Still she did not move, did not turn her eyes toward him, but said in a loud, distinct voice: “You see. We are alone! What is the use of playing this farce?”
“Well,” he cried, laughing, “your answer shows that we are really alone and need no mask. Good-day, then, Leonore, or rather good-morning, for, as I see, you are still in your dressing-gown and probably have just risen from your couch.”
“It was four o’clock in the morning when the guests departed and I could go to rest,” she said, still retaining her recumbent attitude.
“It is true, the entertainment lasted a very long time,” he cried, dropping unceremoniously into the armchair which stood beside the divan. “Moreover, it is true that you were an admirable hostess and understood how to do the honors of your house most perfectly.

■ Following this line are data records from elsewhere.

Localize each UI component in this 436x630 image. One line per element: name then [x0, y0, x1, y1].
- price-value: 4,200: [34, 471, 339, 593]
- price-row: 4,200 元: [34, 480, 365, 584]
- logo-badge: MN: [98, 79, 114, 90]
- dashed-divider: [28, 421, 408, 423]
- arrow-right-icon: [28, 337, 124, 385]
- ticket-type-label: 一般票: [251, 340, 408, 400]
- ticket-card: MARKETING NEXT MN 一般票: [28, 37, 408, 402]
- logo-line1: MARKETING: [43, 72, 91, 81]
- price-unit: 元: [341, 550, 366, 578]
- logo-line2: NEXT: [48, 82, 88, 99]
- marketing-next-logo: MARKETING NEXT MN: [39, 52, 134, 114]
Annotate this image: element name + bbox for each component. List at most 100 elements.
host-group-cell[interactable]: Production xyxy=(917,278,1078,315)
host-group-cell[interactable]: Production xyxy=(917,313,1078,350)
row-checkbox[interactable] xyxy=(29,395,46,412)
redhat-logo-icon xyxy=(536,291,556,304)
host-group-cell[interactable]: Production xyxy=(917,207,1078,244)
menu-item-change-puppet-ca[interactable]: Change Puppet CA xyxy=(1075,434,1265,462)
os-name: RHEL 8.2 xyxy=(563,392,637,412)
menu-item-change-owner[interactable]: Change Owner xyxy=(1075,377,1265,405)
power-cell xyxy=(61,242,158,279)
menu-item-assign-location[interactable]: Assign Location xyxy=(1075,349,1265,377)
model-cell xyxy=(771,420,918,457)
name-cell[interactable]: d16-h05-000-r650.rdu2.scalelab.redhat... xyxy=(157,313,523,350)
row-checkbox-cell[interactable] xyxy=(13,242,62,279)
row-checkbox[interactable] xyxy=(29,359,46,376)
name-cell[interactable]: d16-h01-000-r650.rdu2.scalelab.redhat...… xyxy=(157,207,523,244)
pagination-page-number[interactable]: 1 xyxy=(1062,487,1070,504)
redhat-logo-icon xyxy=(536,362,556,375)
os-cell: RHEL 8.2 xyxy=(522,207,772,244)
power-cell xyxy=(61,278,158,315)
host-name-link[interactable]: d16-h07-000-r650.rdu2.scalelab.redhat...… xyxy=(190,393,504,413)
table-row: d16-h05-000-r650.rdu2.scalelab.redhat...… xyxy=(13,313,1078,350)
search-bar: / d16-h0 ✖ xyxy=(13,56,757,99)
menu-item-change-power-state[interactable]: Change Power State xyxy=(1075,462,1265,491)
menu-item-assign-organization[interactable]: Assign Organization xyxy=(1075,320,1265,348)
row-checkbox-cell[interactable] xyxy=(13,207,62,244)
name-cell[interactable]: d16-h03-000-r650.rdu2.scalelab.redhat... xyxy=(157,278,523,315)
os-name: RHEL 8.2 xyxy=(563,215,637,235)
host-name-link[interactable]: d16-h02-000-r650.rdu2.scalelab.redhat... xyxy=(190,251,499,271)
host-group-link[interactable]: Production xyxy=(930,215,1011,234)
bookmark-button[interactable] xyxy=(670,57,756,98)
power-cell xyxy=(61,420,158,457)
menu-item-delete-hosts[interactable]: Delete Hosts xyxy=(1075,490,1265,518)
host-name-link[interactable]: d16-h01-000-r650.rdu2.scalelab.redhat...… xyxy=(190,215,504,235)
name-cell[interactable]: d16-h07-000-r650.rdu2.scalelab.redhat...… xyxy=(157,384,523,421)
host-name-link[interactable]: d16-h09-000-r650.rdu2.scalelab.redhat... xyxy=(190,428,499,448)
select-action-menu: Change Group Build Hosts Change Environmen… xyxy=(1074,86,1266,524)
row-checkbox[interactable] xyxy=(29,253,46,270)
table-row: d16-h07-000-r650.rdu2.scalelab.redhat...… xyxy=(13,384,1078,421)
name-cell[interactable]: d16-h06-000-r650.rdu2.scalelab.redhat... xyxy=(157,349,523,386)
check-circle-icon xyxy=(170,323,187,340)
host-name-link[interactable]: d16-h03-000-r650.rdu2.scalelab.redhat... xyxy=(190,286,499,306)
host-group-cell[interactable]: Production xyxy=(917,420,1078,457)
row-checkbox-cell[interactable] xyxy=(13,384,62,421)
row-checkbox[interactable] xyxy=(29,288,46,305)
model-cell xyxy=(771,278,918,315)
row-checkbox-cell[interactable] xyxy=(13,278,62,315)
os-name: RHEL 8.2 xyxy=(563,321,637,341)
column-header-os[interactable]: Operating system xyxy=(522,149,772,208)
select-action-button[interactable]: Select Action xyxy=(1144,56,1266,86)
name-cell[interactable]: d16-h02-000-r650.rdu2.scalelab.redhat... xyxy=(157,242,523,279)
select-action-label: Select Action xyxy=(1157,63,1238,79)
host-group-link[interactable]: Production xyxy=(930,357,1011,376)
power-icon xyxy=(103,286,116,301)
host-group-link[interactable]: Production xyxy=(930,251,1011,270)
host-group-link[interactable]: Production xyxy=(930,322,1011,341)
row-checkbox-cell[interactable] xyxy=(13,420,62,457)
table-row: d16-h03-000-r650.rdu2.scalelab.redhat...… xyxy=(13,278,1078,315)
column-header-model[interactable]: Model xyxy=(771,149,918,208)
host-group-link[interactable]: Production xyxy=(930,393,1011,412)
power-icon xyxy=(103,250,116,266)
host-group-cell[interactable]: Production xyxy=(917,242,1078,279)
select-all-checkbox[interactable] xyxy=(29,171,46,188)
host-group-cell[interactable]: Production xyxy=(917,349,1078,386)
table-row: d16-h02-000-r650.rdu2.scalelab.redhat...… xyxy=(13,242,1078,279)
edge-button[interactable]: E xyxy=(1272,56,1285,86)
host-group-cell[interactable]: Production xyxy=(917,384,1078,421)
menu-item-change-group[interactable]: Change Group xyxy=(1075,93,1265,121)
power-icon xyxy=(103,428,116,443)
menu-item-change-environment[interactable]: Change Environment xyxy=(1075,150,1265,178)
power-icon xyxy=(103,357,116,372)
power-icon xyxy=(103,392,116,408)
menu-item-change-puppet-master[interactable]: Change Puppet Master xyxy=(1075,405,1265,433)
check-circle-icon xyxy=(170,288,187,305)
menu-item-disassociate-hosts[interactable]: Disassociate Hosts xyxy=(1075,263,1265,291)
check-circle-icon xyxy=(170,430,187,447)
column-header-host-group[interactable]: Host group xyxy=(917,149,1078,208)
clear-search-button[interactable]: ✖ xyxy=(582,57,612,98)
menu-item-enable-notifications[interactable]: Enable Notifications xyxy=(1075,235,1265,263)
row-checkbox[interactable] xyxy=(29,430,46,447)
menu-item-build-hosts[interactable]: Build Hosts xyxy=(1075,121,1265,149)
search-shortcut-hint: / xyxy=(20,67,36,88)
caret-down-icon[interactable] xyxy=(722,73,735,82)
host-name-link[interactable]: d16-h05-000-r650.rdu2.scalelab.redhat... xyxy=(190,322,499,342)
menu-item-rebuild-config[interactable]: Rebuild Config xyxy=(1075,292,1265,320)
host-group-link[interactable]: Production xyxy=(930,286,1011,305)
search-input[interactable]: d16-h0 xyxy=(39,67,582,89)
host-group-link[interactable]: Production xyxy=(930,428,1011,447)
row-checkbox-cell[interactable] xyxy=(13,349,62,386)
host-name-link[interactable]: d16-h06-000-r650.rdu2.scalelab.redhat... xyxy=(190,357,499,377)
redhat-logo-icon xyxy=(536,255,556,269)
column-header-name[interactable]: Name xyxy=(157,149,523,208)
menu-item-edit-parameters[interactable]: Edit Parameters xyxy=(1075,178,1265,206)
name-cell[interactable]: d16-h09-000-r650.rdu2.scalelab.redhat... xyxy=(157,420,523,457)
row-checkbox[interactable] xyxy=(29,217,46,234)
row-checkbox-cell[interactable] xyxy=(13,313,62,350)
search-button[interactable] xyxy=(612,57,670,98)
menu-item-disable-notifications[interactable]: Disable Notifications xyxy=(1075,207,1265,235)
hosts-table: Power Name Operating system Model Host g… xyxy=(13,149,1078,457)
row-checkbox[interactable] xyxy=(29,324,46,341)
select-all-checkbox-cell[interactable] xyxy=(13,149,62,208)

The gentlemen were all completely bewitched by you, and, in my character of your uncle and social guide, I received more clasps of the hand and embraces than ever before in my whole life.”
“I can imagine how much it amused you,” she said coldly and indifferently.
“Yes,” he cried, laughing, “I admit that it amused me, especially when I thought what horror and amazement would fill these haughty aristocrats who yesterday offered me their friendship, if they knew who and what we both really were.”
“I wish they did know,” she said quietly.
“Heaven forbid!” he cried, starting up. “What put such a mad, preposterous wish into your head?”
“I am bored,” she replied. “I am weary of perpetually playing a farce.”
“But how are we playing a farce?” he asked in astonishment. “We are trying to make our fortune, or as the French more correctly express it, Nous corrigous notre fortune. Why do you call it playing a farce?”
“Because we pretend to be what we are not, honest aristocrats.”
“My dear, you are combining what is rarely put together in life; for you see aristocratic people are rarely honest, and honest folk are seldom aristocrats.”
“But we are neither,” she said quietly.
“The more renown for us that we appear to be both,” he cried, laughing, “and that no one suspects us. My dear Leonore seems to have an attack of melancholy to-day, which I have never witnessed in her before, and which renders me suspicious.”
“Suspicious?” she asked, and, for the first time, turned her head slightly, fixing her eyes with a questioning glance upon the old man who sat beside her, nodding and smiling. “Suspicious! I don’t know what you mean.”
“Well, I really did not intend to say anything definite,” he replied, smiling. “I only meant that it is strange to see you suddenly so depressed by your position, which hitherto so greatly amused you. And, because this seemed strange, I sought—searching you know is a trait of human nature—I sought the cause of this new mood.”
“Do you think you have found it?” she asked carelessly.